Egypt to revoke tax exemptions for some institutions that invest in gov’t debt
Finance ministry is closing a tax loophole that gives a break to some state institutions and insurers that invest in state debt: The state treasury expects to net as much as EGP 34 bn in additional income from a bill currently making its way through the House of Representatives that would, if passed, tax previously-exempt institutions on returns from their investments in government treasury bonds and bills, a Tax Authority official who contributed to the bill’s drafting told Enterprise. The bill would cover specific state institutions as well as government-owned bodies such as the National Investment Bank and the Nasser Social Bank. It would also include private insurance firms and some civil society groups, the source said.
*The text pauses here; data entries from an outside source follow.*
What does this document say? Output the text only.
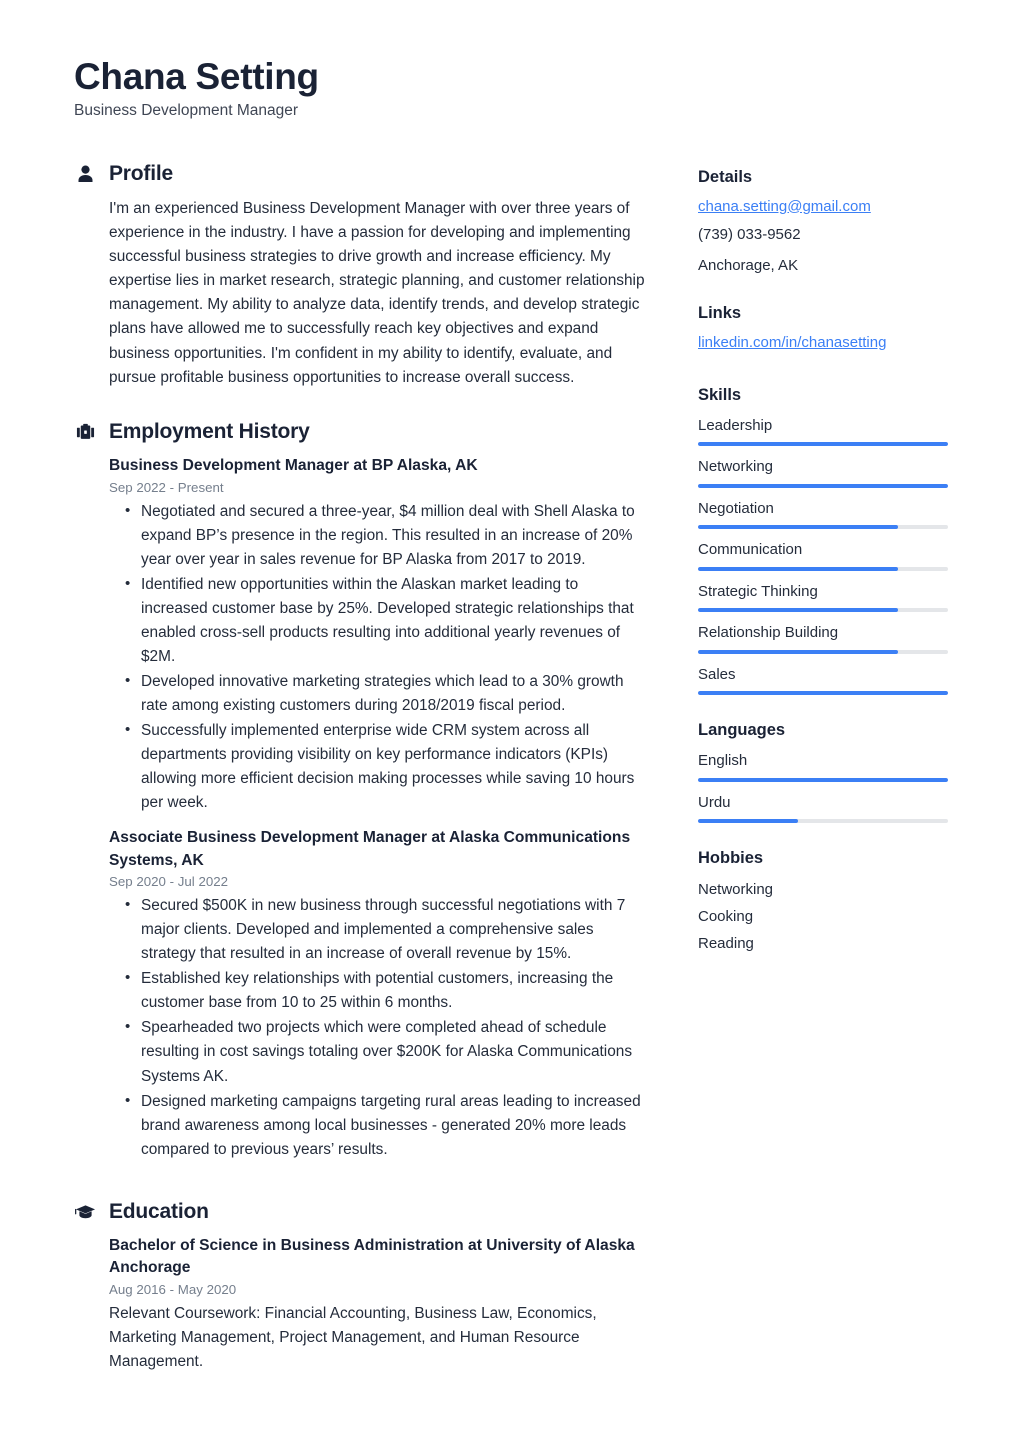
Chana Setting
Business Development Manager
Profile

I'm an experienced Business Development Manager with over three years of experience in the industry. I have a passion for developing and implementing successful business strategies to drive growth and increase efficiency. My expertise lies in market research, strategic planning, and customer relationship management. My ability to analyze data, identify trends, and develop strategic plans have allowed me to successfully reach key objectives and expand business opportunities. I'm confident in my ability to identify, evaluate, and pursue profitable business opportunities to increase overall success.

Employment History
Business Development Manager at BP Alaska, AK
Sep 2022 - Present
• Negotiated and secured a three-year, $4 million deal with Shell Alaska to expand BP’s presence in the region. This resulted in an increase of 20% year over year in sales revenue for BP Alaska from 2017 to 2019.
• Identified new opportunities within the Alaskan market leading to increased customer base by 25%. Developed strategic relationships that enabled cross-sell products resulting into additional yearly revenues of $2M.
• Developed innovative marketing strategies which lead to a 30% growth rate among existing customers during 2018/2019 fiscal period.
• Successfully implemented enterprise wide CRM system across all departments providing visibility on key performance indicators (KPIs) allowing more efficient decision making processes while saving 10 hours per week.
Associate Business Development Manager at Alaska Communications Systems, AK
Sep 2020 - Jul 2022
• Secured $500K in new business through successful negotiations with 7 major clients. Developed and implemented a comprehensive sales strategy that resulted in an increase of overall revenue by 15%.
• Established key relationships with potential customers, increasing the customer base from 10 to 25 within 6 months.
• Spearheaded two projects which were completed ahead of schedule resulting in cost savings totaling over $200K for Alaska Communications Systems AK.
• Designed marketing campaigns targeting rural areas leading to increased brand awareness among local businesses - generated 20% more leads compared to previous years’ results.
Education
Bachelor of Science in Business Administration at University of Alaska Anchorage
Aug 2016 - May 2020
Relevant Coursework: Financial Accounting, Business Law, Economics, Marketing Management, Project Management, and Human Resource Management.
Details
chana.setting@gmail.com
(739) 033-9562
Anchorage, AK
Links
linkedin.com/in/chanasetting
Skills
Leadership
Networking
Negotiation
Communication
Strategic Thinking
Relationship Building
Sales
Languages
English
Urdu
Hobbies
Networking
Cooking
Reading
Leveling the playing field: These entities had previously not been taxed on interest income and capital gains they made on investments (or trading of) government bonds and bills — onshore investors in those instruments face taxes under the 2005 Income Tax Act.
One institution that’s still getting some special treatment: The National Organization for Social Insurance, which will only see 35% of the gains it makes from its investments in government debt be subject to income tax; the share of taxable income could rise every three years under the bill as it currently stands, according to Al Mal.
Why did the loophole exist in the first place? The source explained that the institutions that had been benefitting from the loophole have “social missions”: The loophole was an incentive for them to make better returns by investing in higher-yield state paper rather than leaving surplus liquidity parked in bank accounts.
Don’t expect the volume of investment in government debt to go down when the loophole closes given how attractive yields are today, the source argues: Institutions losing access to the loophole will still be able to generate returns as much as 400 bps higher than they would get by parking their liquidity with banks.
No foreign investors will be impacted by this change as only a handful of domestic investors presently have access to the loophole, Finance Minister Mohamed Maait said.
Keep this all in context: This is the second time the state has looked to recoup of a piece of the pie that investors make from investing in state debt instruments. A law passed in 2019 (executive regulations here) effectively hiked the tax rate on interest income banks and corporations make from investments in government bonds and bills.